L’expertise, la connaissance des différentes facette de son propre métier, la responsabilité,l’engagement, mais aussi la crédibilité auprès des interlocuteurs, sont des éléments qui restent importants, et c’est rassurant que certains en soient conscients. J’étais tellement désireuse de réaliser ce projet, que j’aurai même envisagé le faire bénévolement, mais il est aussi vrai qu’à partir d’un certain niveau d’engagement, mais aussi de temps consacré, il est important de trouver un compromis qui satisfasse tout le monde, surtout sur le long terme, car ce fût un projet au long terme (et qui n’est pas fini dailleurs !) 🙂

LES OBJECTIFS

L’objectif final était de pouvoir livrer entre 25 et 30 photos à Virginie, afin de créer l’exposition photo dans les couloirs des services.

Au fil de ce projet nous avons rapidement eu l’envie de partager cette exposition et avons donc crée un 2e jeu de photos pour « nous », pour pouvoir le faire circuler et parler de cette belle aventure vécue ensemble.

L’idée était que j’accompagne Virginie lors de 5 visites les lundi après-midi, pour faire les prise de vue, une fois que nous aurions mis en place nos méthodes de travail.

Après plusieurs mois à échanger et travailler en amont sur notre organisation, j’ai fait une « pré-visite », avec elle en décembre 2016, afin d’observer et d’évaluer si nous avions bien pensé à tout….

et c’est là que je vous parle des …

CONTRAINTES & CONSEQUENCES

*** LES AUTORISATIONS ! ***

Un des premiers points que j’ai soulevé lorsque j’ai rencontré Virginie a été : les autorisations !!!!

(ATTENTION, ALERTE ROUGE, trucs qui clignotent partout, et PANIQUE A BORD !!!!)

🙂

Sujet mineurs, malades, parents fragiles, destabilisés, et puis, les soignants aussi.
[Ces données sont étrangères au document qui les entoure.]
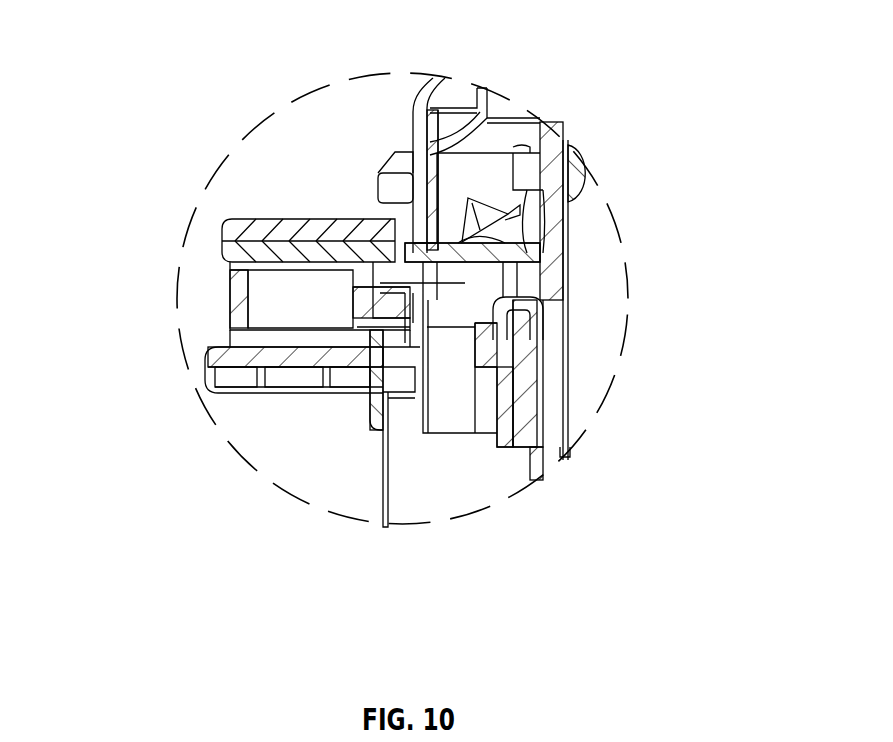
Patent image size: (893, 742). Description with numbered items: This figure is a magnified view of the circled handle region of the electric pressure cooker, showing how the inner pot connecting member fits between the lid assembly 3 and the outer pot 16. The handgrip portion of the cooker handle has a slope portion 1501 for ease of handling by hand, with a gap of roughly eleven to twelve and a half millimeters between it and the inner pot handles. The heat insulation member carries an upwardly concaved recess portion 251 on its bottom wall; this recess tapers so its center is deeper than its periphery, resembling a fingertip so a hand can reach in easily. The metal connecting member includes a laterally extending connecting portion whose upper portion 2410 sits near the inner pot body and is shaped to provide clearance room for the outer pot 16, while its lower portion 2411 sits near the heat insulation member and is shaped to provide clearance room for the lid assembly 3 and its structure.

The lid assembly 3 is at (423, 177).
The recess portion 251 is at (286, 270).
The slope portion 1501 is at (232, 350).
The upper portion 2410 is at (507, 248).
The outer pot 16 is at (513, 296).
The lower portion 2411 is at (415, 272).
Ce fût vraiment ma plus grande préoccupation, pendant les 8 mois d’échanges et de préparation que j’ai eu avec Virginie avant ma pré-visite.

On a beau connaitre le sujet, c’est toujours délicat. Comment l’aborder, comment intervenir, à quel moment, et puis : un document  trop long ou trop court pourrait amener à des refus. Comment expliquer ma présence dans cette chambre d’hôpital, auprès d’une violoniste, qui déjà, pour certains, n’a rien à faire ici ?

Je n’étais au final, que la pièce rapportée, d’une autre pièce rapportée.

Et puis, mon appareil est gigantesque, il est noir, on ne voit que lui, il fait peur…

Et puis des photos ? Mais pour en faire quoi ? pour qui ? pour mettre où ???

BREF, J’AI EU PEUR !

—-Oui, voilà, vous comprenez peut-être mieux maintenant pourquoi je ne diffuse pas de photos ici, même si nous avons les autorisations des parents concernés bien entendu, par extrême précaution, je ne souhaite pas diffuser sur internet ces photos, qui de toute façon restent un outil de mise en valeur du travail de Virginie (et non du mien).

Je pourrai, mais je ne souhaite pas, ça n’est pour moi pas le but, et je peux vous assurer que cela a été le fruit de beaucoup de reflexion. L’égo de devenir une superstar est parti coucouche panier.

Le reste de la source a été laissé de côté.